Why transposes "disappear"

Matrix-calculus textbooks are full of $\boldsymbol{J}^\top$. In AD implementations, however, explicit transposes are rare: VJP does not "build the matrix and then transpose-multiply", it directly computes the operation that would correspond to the transposed multiplication.

Transposes are often a source of confusion when learning matrix calculus. From the AD perspective, they are merely a side effect of matrix representation; the essence is the action of differentiation, which is what VJP/JVP compute.

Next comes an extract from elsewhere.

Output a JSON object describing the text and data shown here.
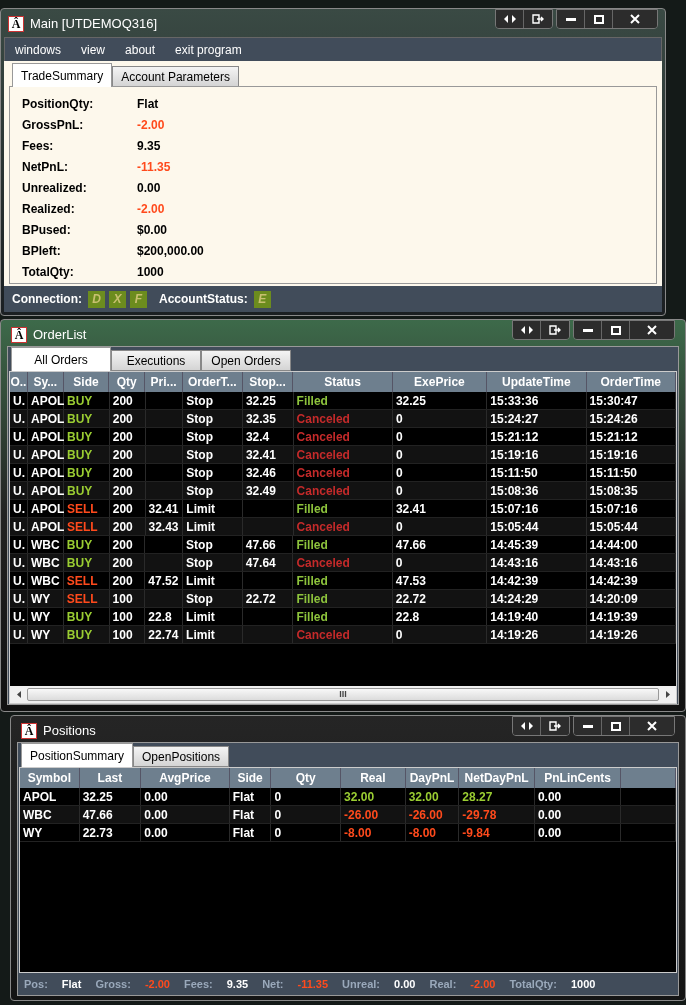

Connection to optimization algorithms

Gradients produced by AD feed directly into optimization algorithms. Let us organize the main families.

A unified template

Many optimizers can be written in a single form,

$$ \boldsymbol{x}_{k+1} = \boldsymbol{x}_k - \alpha_k \boldsymbol{P}_k \boldsymbol{g}_k $$

where $\boldsymbol{g}_k = \nabla f(\boldsymbol{x}_k)$ is the gradient, $\boldsymbol{P}_k$ is a preconditioner, and $\alpha_k$ is a step size. Differences between algorithms amount to different designs of $\boldsymbol{P}_k$.

Major algorithms

Algorithm Preconditioner $\boldsymbol{P}_k$ Derivative info required Characteristics
SGD $\boldsymbol{I}$ (identity) Gradient only Simple, robust to noise
Momentum Exponential moving average of past gradients Gradient only Damps oscillations
Adam $\text{diag}(1/\sqrt{\boldsymbol{v}_k + \epsilon})$ Gradient only Per-parameter adaptive step
L-BFGS Low-rank approximation of inverse Hessian Gradients (built from differences) Near-quadratic convergence
Newton's method $\boldsymbol{H}^{-1}$ Gradient and Hessian Quadratic convergence; impractical at scale

Why Adam is so popular

Adam tracks first- and second-moment estimates of the gradient (mean and variance) and adapts the per-coordinate step size. It can be viewed as an approximation of a diagonal Hessian, implicitly using second-order information.

It only needs the gradient, computable with a single VJP, and it automatically absorbs per-parameter scale differences. Hence its near-universal use in deep learning.

Hessian-vector product (HVP)

Applying Newton's method directly requires the Hessian $\boldsymbol{H}$ and its inverse — infeasible at scale. But one can use the Hessian as an action.

$$ \text{HVP}(\boldsymbol{v}) = \boldsymbol{H} \boldsymbol{v} = \nabla(\nabla f \cdot \boldsymbol{v}) $$

This is computed as the gradient of the inner product between a gradient and a vector. Combining VJP and JVP, one evaluates Hessian-vector products without ever materializing $\boldsymbol{H}$. Coupled with conjugate gradients this yields an approximate Newton's method.

Numerical stability

Even mathematically correct formulas can behave unexpectedly in finite-precision floating-point. A baseline understanding of numerical stability is indispensable.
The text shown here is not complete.